More than once I've compared the slow and painful spread of depression through my life to a cancer. I did so blindly, not knowing first hand the similarities one had to the other. How fortunate for me I've now had the gift of cancer metaphorically and literally. Not only had I compared the two and acted as if the pain of depression was the same but I welcomed actual cancer. Too unsure to walk out of this life I would day dream of how glorious an end it would be to slowly wither away. Friends and family loving you, devoted to you, standing by your side and telling you how strong you are as you get weaker and ultimately leave them. Never once did I consider survival. These dark thoughts were always in a place in my mind where cancer equated to death. What we don't realize is the moment we are faced with the possibility of death is the moment we realize how unready we are to truly face it. I became more confused and frustrated with every test and procedure. Filled with emotions so mixed I didn't know what I was even fighting for. Counting down the days to have my traitorous body parts amputated became my obsession. Researching every possible outcome was my new hobby. with each piece of information (bad or good) and each procedure and surgery I had hoped for a bit more peace. A gradual climb back to my life as I knew it, perhaps even improved. But every step robbed me of something else. My dignity was the first to go, displaying myself to countless nurses, doctors and technicians. Unveiling myself in the least comfortable ways possible in the name of survival. Next went my time, overburdened with appointments to the point I could barely keep track of where I was to be each day and what they would be doing to me when I got there. Then it came for my freedom. Bound to a bed that would literally set off an alarm if I even turned to stand up. Sent home to a chair I would be stuck in for weeks. Everything I enjoyed was off limits. No rock climbing, no running, no tennis, no fun. Once the medications began sleep was even off the menu. Then it came for my heart, my everything, my reason to fight through it all. Cancer came for my family. It didn't infect them with it's cell dividing fury in the same way it did me. It tore them apart. It separated them from me, it scared them, it shook them so hard we didn't recognize each other.

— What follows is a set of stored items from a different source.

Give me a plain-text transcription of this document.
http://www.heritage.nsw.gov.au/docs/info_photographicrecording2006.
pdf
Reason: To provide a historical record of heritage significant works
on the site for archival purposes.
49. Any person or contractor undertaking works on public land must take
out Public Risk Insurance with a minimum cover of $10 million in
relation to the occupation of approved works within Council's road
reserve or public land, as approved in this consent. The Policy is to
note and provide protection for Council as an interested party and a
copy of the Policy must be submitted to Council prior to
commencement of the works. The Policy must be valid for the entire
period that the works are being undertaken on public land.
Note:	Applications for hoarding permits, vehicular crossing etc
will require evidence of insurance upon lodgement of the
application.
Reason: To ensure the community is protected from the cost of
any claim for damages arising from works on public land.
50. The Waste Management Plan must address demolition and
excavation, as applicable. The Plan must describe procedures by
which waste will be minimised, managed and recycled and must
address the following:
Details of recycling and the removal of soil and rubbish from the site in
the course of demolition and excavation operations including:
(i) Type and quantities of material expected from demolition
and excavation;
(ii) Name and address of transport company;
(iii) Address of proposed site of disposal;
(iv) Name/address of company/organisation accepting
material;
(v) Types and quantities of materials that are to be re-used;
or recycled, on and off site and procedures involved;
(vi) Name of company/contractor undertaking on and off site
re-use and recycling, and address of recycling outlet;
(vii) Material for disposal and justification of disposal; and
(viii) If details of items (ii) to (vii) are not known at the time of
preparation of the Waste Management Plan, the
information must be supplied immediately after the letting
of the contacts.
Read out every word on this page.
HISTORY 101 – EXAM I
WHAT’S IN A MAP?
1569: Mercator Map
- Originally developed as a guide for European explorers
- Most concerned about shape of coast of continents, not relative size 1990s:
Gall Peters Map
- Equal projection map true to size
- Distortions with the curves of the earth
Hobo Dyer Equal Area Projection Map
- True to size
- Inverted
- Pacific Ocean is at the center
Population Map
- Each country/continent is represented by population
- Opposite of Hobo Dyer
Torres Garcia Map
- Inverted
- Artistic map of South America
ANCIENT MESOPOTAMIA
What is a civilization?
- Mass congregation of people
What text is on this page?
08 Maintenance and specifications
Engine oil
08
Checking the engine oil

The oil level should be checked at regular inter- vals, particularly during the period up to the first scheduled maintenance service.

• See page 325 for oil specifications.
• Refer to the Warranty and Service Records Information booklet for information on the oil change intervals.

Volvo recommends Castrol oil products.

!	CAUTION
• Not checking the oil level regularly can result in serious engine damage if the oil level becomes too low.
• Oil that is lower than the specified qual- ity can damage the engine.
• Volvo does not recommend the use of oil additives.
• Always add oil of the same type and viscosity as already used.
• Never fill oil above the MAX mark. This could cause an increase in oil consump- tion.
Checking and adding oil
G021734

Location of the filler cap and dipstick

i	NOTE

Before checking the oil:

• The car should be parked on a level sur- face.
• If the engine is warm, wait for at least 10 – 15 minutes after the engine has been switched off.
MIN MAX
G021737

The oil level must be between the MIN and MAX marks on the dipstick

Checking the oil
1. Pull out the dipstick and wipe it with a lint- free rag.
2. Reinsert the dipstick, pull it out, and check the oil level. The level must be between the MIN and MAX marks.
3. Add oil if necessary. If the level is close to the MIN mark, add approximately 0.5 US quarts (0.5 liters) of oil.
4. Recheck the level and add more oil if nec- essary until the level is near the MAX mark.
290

            Six months later it's "gone". They cut it out of me, labeled it bio-hazard, poked around at it, named it with numbers and stages and phases and graded it on it's ability to return. They drugged me, rebuilt my body and pushed me out of the medical nest. Fly little bird, we fixed you up. Everything is fine now. Go. Live. So here I am, living. Not living the life I lived before and not living some new and improved life. Living in the wreckage. Navigating what cancer has done to my personal relationships, my body, my finances, my body......Yes, twice I know. I can't look myself in the eye in a mirror anymore. I can scan my body up and down at full length. Inspecting each roll that has returned despite all of the work I had done before all of this to tone them. Analyzing the silicone, nippleless breasts that sit too high and don't actual resemble breasts to me. I can strip the fluids from the drains that hang out of the sides of my body and confidently dress myself to cover it all...but afterwards, to look myself in the eye and face that this body I am caring for is MINE. It's overwhelming, all consuming and so far still an every day nightmare.
             I am sorry I ever day dreamed of a graceful, sickly fade out of this life. I apologize for taking for granted the love I already had from my friends and family. I am filled with so many regrets and no way to take any of them back. For all of it all I can say is....I didn't know. I didn't know pain, I didn't know suffering and I didn't know how bad it could be. At this point all I want to know is when it gets better, if it gets better and how it gets better. It's such a slow crawl to the end of this hell and the scariest part of it all is I have no idea what that end is. There is no return to how it was. That life is gone and this whole ordeal has remolded me more than just physically.